Why do the richest of the rich pay less tax than the rest of us? A major reason is that our tax code taxes capital income (on investments held at least a year) at less than half the rate it taxes labor income. And the very wealthy naturally have much more capital and capital gains than your average taxpayer does.
Which brings us to John Paulson, the hedge fund manager who Johnston points out didn’t have to pay any “current income tax” on the $9 billion he’s reaped in the last two years (much of which has come from taking a huge cut of the capital gains he got with other people’s money, incuding pension funds). How’s that?

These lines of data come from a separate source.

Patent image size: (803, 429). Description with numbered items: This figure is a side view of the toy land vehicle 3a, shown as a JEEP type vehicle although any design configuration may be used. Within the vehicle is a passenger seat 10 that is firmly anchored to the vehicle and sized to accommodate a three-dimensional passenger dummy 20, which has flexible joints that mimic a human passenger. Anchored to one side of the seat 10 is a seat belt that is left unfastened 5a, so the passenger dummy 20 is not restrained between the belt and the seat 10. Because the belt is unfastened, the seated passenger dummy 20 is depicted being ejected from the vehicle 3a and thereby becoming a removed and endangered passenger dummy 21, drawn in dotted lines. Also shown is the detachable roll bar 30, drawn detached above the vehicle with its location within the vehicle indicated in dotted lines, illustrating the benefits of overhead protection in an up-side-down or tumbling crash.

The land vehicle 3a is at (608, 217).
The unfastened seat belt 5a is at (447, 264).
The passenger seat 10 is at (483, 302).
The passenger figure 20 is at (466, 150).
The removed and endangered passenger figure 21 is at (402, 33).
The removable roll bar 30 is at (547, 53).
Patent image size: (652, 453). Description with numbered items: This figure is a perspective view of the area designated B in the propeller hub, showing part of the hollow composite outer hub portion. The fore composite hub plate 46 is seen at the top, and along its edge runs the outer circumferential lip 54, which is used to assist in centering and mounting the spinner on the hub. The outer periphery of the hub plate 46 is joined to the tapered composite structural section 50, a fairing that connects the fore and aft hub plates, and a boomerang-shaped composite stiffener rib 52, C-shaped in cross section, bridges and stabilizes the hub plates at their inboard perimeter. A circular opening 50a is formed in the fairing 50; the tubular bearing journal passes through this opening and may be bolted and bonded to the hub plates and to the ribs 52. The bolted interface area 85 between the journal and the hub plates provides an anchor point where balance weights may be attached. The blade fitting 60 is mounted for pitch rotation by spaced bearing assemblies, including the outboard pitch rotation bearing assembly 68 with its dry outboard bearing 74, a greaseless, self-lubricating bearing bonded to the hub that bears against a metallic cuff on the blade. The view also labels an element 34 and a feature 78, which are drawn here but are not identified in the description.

What the news media missed is that hedge-fund managers don’t even pay 15 percent. At least, not currently. So long as they leave their money, known as “carried interest,” in the hedge fund, their taxes are deferred. They only pay taxes when they cash out, which could be decades from now for younger managers. How do these hedge-fund managers get money in the meantime? By borrowing against the carried interest, often at absurdly low rates—currently about 2 percent.
Lots of other people live tax-free, too. I have Donald Trump’s tax records for four years early in his career. He paid no taxes for two of those years. Big real-estate investors enjoy tax-free living under a 1993 law President Clinton signed. It lets “professional” real-estate investors use paper losses like depreciation on their buildings against any cash income, even if they end up with negative incomes like Trump.
Frank and Jamie McCourt, who own the Los Angeles Dodgers, have not paid any income taxes since at least 2004, their divorce case revealed. Yet they spent $45 million one year alone. How? They just borrowed against Dodger ticket revenue and other assets. To the IRS, they look like paupers.
But the very rich also have the best tax lawyers working on sheltering their income and the best lobbyists working the halls of Congress. That’s why, say, private-equity and hedge-fund managers’ get to treat their fee earnings as long-term capital gains rather than income. (UPDATE: I transposed income and long-term capital gains in the original version of this post)
And it’s why Bloomberg’s Jesse Drucker has the cover story in Bloomberg BusinessWeek on “Eleven shelters, dodges, and rolls—all perfectly legal—used by America’s wealthiest people.”